Kemal Sayar çok iyi bir yazar. Yetkin bir psikiyatrist olduğu için de toplumumuzdaki bireylerin davranışlarını, altında yatan sebepleriyle birlikte çok iyi gözlemliyor ve yazıyor. Bu kitapta da günümüz teknolojisinin kişileri, aile hayatını, günlük yaşamdaki ilişkileri vb. nasıl etkilediğiyle ilgili yazılar yer alıyor. Yapılan tespitler gerçekten yerindeydi, beğendim.
Kitap 4 ana tema etrafında şekilleniyor. Özellikle ilk başlık altındaki 'yavaşlama' konulu yazılar daha önce başka kitaplarda denk gelmediğim yerlere değiniyordu. İnsanın şu hız çağında gerçekten kendisini tanıyabilmesi için biraz zamanı kovalamaktan vazgeçmesi gerekiyor. Çocukluğundan beri evinde televizyonu olan bir genç olarak kendimi bu hız cereyanına kaptırdığımı esefle fark ediyorum.

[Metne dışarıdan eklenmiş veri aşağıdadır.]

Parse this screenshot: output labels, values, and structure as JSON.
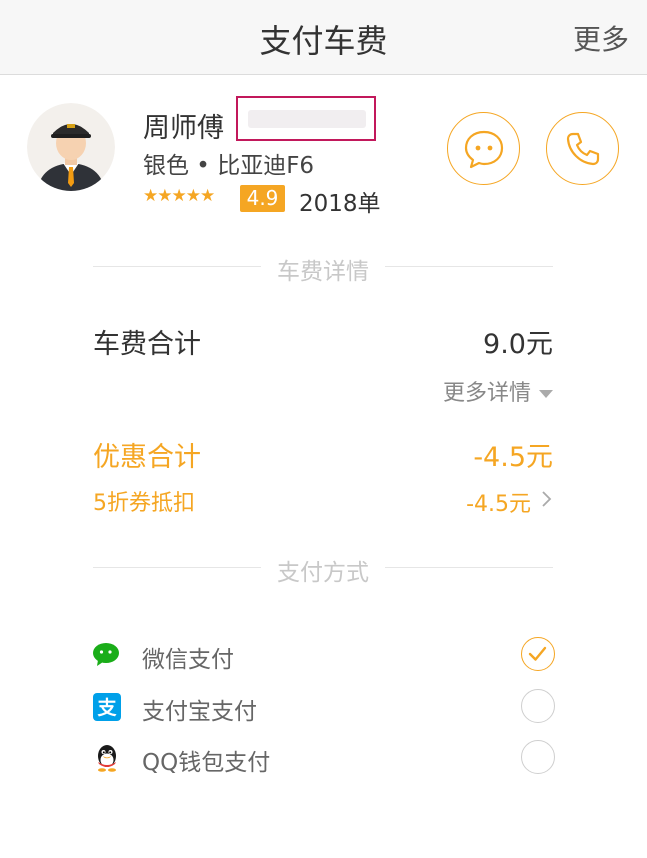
{
  "header": {
    "title": "支付车费",
    "more": "更多"
  },
  "driver": {
    "name": "周师傅",
    "car": "银色 • 比亚迪F6",
    "stars": "★★★★★",
    "rating": "4.9",
    "orders": "2018单"
  },
  "fare_section": {
    "divider": "车费详情"
  },
  "fare": {
    "total_label": "车费合计",
    "total_value": "9.0元",
    "more_details": "更多详情",
    "discount_label": "优惠合计",
    "discount_value": "-4.5元",
    "coupon_label": "5折券抵扣",
    "coupon_value": "-4.5元"
  },
  "payment_section": {
    "divider": "支付方式"
  },
  "payment_methods": [
    {
      "label": "微信支付",
      "icon": "wechat-icon",
      "selected": true
    },
    {
      "label": "支付宝支付",
      "icon": "alipay-icon",
      "selected": false
    },
    {
      "label": "QQ钱包支付",
      "icon": "qq-icon",
      "selected": false
    }
  ],
  "colors": {
    "accent": "#f5a623",
    "wechat": "#1aad19",
    "alipay": "#00a0e9",
    "highlight_box": "#c2185b"
  }
}
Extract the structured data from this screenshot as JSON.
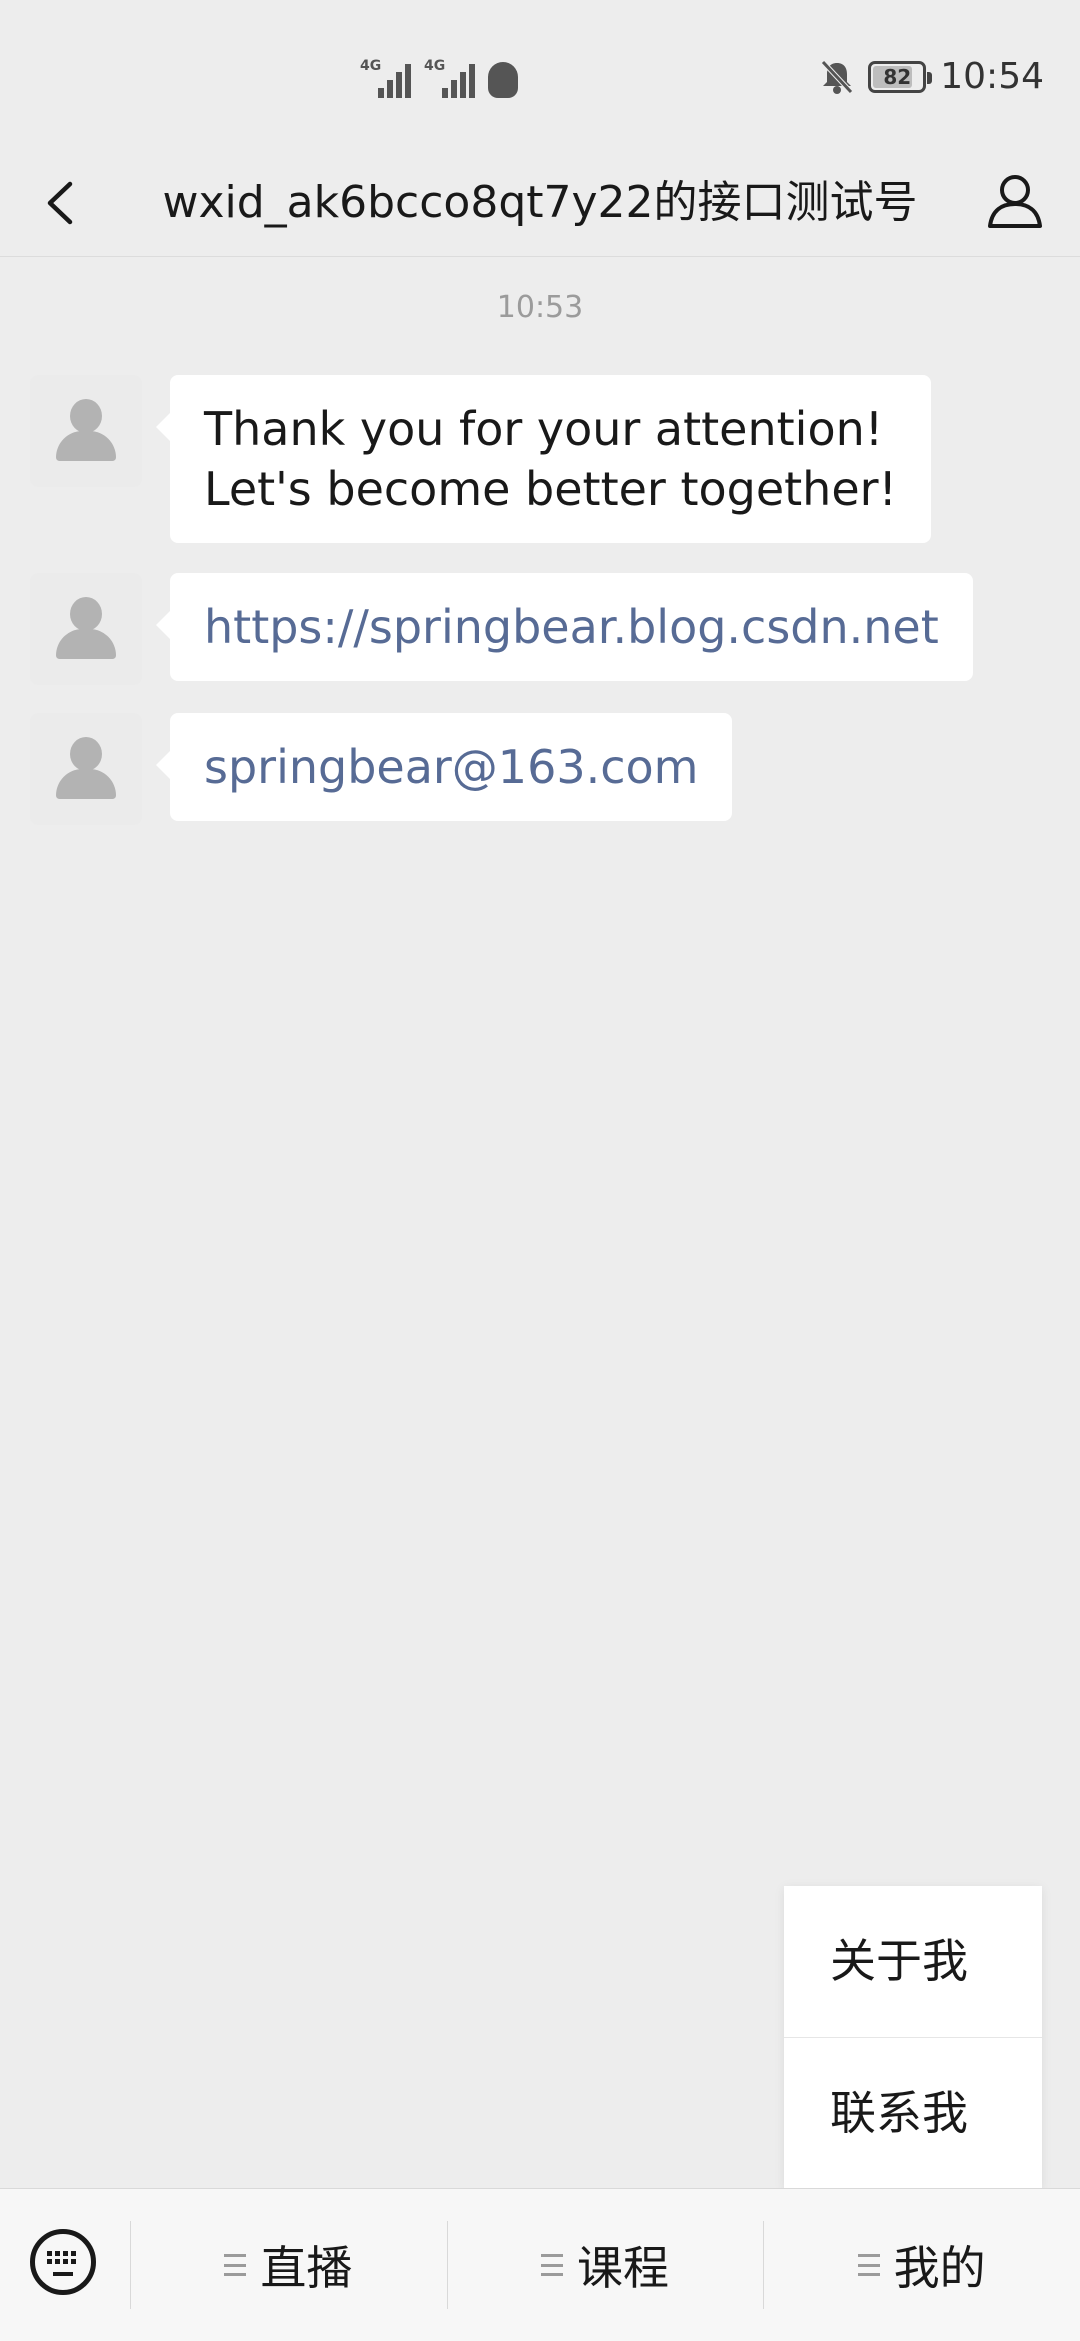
{
  "status_bar": {
    "network_1": "4G",
    "network_2": "4G",
    "battery_level": 82,
    "battery_text": "82",
    "time": "10:54",
    "icons": [
      "signal-icon",
      "signal-icon",
      "qq-icon",
      "bell-off-icon",
      "battery-icon"
    ]
  },
  "nav": {
    "title": "wxid_ak6bcco8qt7y22的接口测试号",
    "back_icon": "chevron-left-icon",
    "profile_icon": "person-icon"
  },
  "chat": {
    "timestamp": "10:53",
    "messages": [
      {
        "line1": "Thank you for your attention!",
        "line2": "Let's become better together!"
      },
      {
        "text": "https://springbear.blog.csdn.net"
      },
      {
        "text": "springbear@163.com"
      }
    ]
  },
  "popup_menu": {
    "items": [
      "关于我",
      "联系我"
    ]
  },
  "bottom_menu": {
    "keyboard_icon": "keyboard-icon",
    "items": [
      "直播",
      "课程",
      "我的"
    ]
  },
  "colors": {
    "background": "#ededed",
    "link": "#576b95",
    "bubble": "#ffffff"
  }
}
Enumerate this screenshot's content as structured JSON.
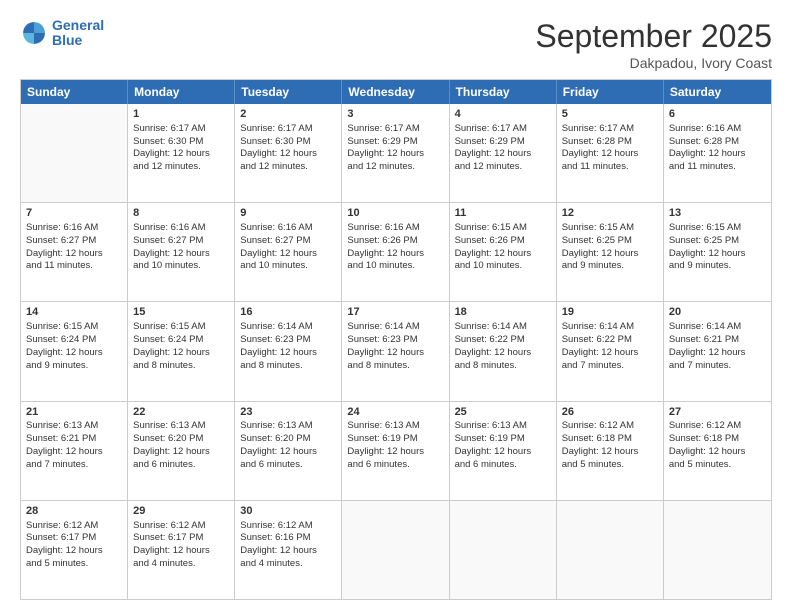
{
  "logo": {
    "line1": "General",
    "line2": "Blue"
  },
  "title": "September 2025",
  "location": "Dakpadou, Ivory Coast",
  "days_header": [
    "Sunday",
    "Monday",
    "Tuesday",
    "Wednesday",
    "Thursday",
    "Friday",
    "Saturday"
  ],
  "weeks": [
    [
      {
        "day": "",
        "text": ""
      },
      {
        "day": "1",
        "text": "Sunrise: 6:17 AM\nSunset: 6:30 PM\nDaylight: 12 hours\nand 12 minutes."
      },
      {
        "day": "2",
        "text": "Sunrise: 6:17 AM\nSunset: 6:30 PM\nDaylight: 12 hours\nand 12 minutes."
      },
      {
        "day": "3",
        "text": "Sunrise: 6:17 AM\nSunset: 6:29 PM\nDaylight: 12 hours\nand 12 minutes."
      },
      {
        "day": "4",
        "text": "Sunrise: 6:17 AM\nSunset: 6:29 PM\nDaylight: 12 hours\nand 12 minutes."
      },
      {
        "day": "5",
        "text": "Sunrise: 6:17 AM\nSunset: 6:28 PM\nDaylight: 12 hours\nand 11 minutes."
      },
      {
        "day": "6",
        "text": "Sunrise: 6:16 AM\nSunset: 6:28 PM\nDaylight: 12 hours\nand 11 minutes."
      }
    ],
    [
      {
        "day": "7",
        "text": "Sunrise: 6:16 AM\nSunset: 6:27 PM\nDaylight: 12 hours\nand 11 minutes."
      },
      {
        "day": "8",
        "text": "Sunrise: 6:16 AM\nSunset: 6:27 PM\nDaylight: 12 hours\nand 10 minutes."
      },
      {
        "day": "9",
        "text": "Sunrise: 6:16 AM\nSunset: 6:27 PM\nDaylight: 12 hours\nand 10 minutes."
      },
      {
        "day": "10",
        "text": "Sunrise: 6:16 AM\nSunset: 6:26 PM\nDaylight: 12 hours\nand 10 minutes."
      },
      {
        "day": "11",
        "text": "Sunrise: 6:15 AM\nSunset: 6:26 PM\nDaylight: 12 hours\nand 10 minutes."
      },
      {
        "day": "12",
        "text": "Sunrise: 6:15 AM\nSunset: 6:25 PM\nDaylight: 12 hours\nand 9 minutes."
      },
      {
        "day": "13",
        "text": "Sunrise: 6:15 AM\nSunset: 6:25 PM\nDaylight: 12 hours\nand 9 minutes."
      }
    ],
    [
      {
        "day": "14",
        "text": "Sunrise: 6:15 AM\nSunset: 6:24 PM\nDaylight: 12 hours\nand 9 minutes."
      },
      {
        "day": "15",
        "text": "Sunrise: 6:15 AM\nSunset: 6:24 PM\nDaylight: 12 hours\nand 8 minutes."
      },
      {
        "day": "16",
        "text": "Sunrise: 6:14 AM\nSunset: 6:23 PM\nDaylight: 12 hours\nand 8 minutes."
      },
      {
        "day": "17",
        "text": "Sunrise: 6:14 AM\nSunset: 6:23 PM\nDaylight: 12 hours\nand 8 minutes."
      },
      {
        "day": "18",
        "text": "Sunrise: 6:14 AM\nSunset: 6:22 PM\nDaylight: 12 hours\nand 8 minutes."
      },
      {
        "day": "19",
        "text": "Sunrise: 6:14 AM\nSunset: 6:22 PM\nDaylight: 12 hours\nand 7 minutes."
      },
      {
        "day": "20",
        "text": "Sunrise: 6:14 AM\nSunset: 6:21 PM\nDaylight: 12 hours\nand 7 minutes."
      }
    ],
    [
      {
        "day": "21",
        "text": "Sunrise: 6:13 AM\nSunset: 6:21 PM\nDaylight: 12 hours\nand 7 minutes."
      },
      {
        "day": "22",
        "text": "Sunrise: 6:13 AM\nSunset: 6:20 PM\nDaylight: 12 hours\nand 6 minutes."
      },
      {
        "day": "23",
        "text": "Sunrise: 6:13 AM\nSunset: 6:20 PM\nDaylight: 12 hours\nand 6 minutes."
      },
      {
        "day": "24",
        "text": "Sunrise: 6:13 AM\nSunset: 6:19 PM\nDaylight: 12 hours\nand 6 minutes."
      },
      {
        "day": "25",
        "text": "Sunrise: 6:13 AM\nSunset: 6:19 PM\nDaylight: 12 hours\nand 6 minutes."
      },
      {
        "day": "26",
        "text": "Sunrise: 6:12 AM\nSunset: 6:18 PM\nDaylight: 12 hours\nand 5 minutes."
      },
      {
        "day": "27",
        "text": "Sunrise: 6:12 AM\nSunset: 6:18 PM\nDaylight: 12 hours\nand 5 minutes."
      }
    ],
    [
      {
        "day": "28",
        "text": "Sunrise: 6:12 AM\nSunset: 6:17 PM\nDaylight: 12 hours\nand 5 minutes."
      },
      {
        "day": "29",
        "text": "Sunrise: 6:12 AM\nSunset: 6:17 PM\nDaylight: 12 hours\nand 4 minutes."
      },
      {
        "day": "30",
        "text": "Sunrise: 6:12 AM\nSunset: 6:16 PM\nDaylight: 12 hours\nand 4 minutes."
      },
      {
        "day": "",
        "text": ""
      },
      {
        "day": "",
        "text": ""
      },
      {
        "day": "",
        "text": ""
      },
      {
        "day": "",
        "text": ""
      }
    ]
  ]
}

Genel olarak, hocanın özellikle terapilerine değindiği denemelerini kendi açımdan daha ilgi çekici buldum. Her insan bu denemeleri okumakla kendisine bir pay çıkarabilir, okumaya düşünmeye, bunları yapmak için de yavaşlamaya çok ihtiyacımız var.
Hız, bir bakıma insanın kendi ölümünün, ölümlülüğünün farkına varmasını engelliyor. Yavaşlamak ânın keyfini çıkarmayı bilmektir. Ancak yavaşlayarak içimize bakabilir ve ancak yavaşlayarak hayatla konuşabiliriz.
Tuhaf olan, insanın uygarlık sürecinin kötülüğü azaltmak yerine çoğaltmasıdır. Çünkü modern ahlak bencilliği kınamıyor, alçakgönüllülüğe cevaz vermiyor.
Sevmek için zaman ayırmak gerekir. Bilmek için zamana ihtiyaç duyarız. Güzelliği ancak zaman ayırarak fark ederiz. Zamanla olgunlaşırız. Lütfen yavaş gidiniz.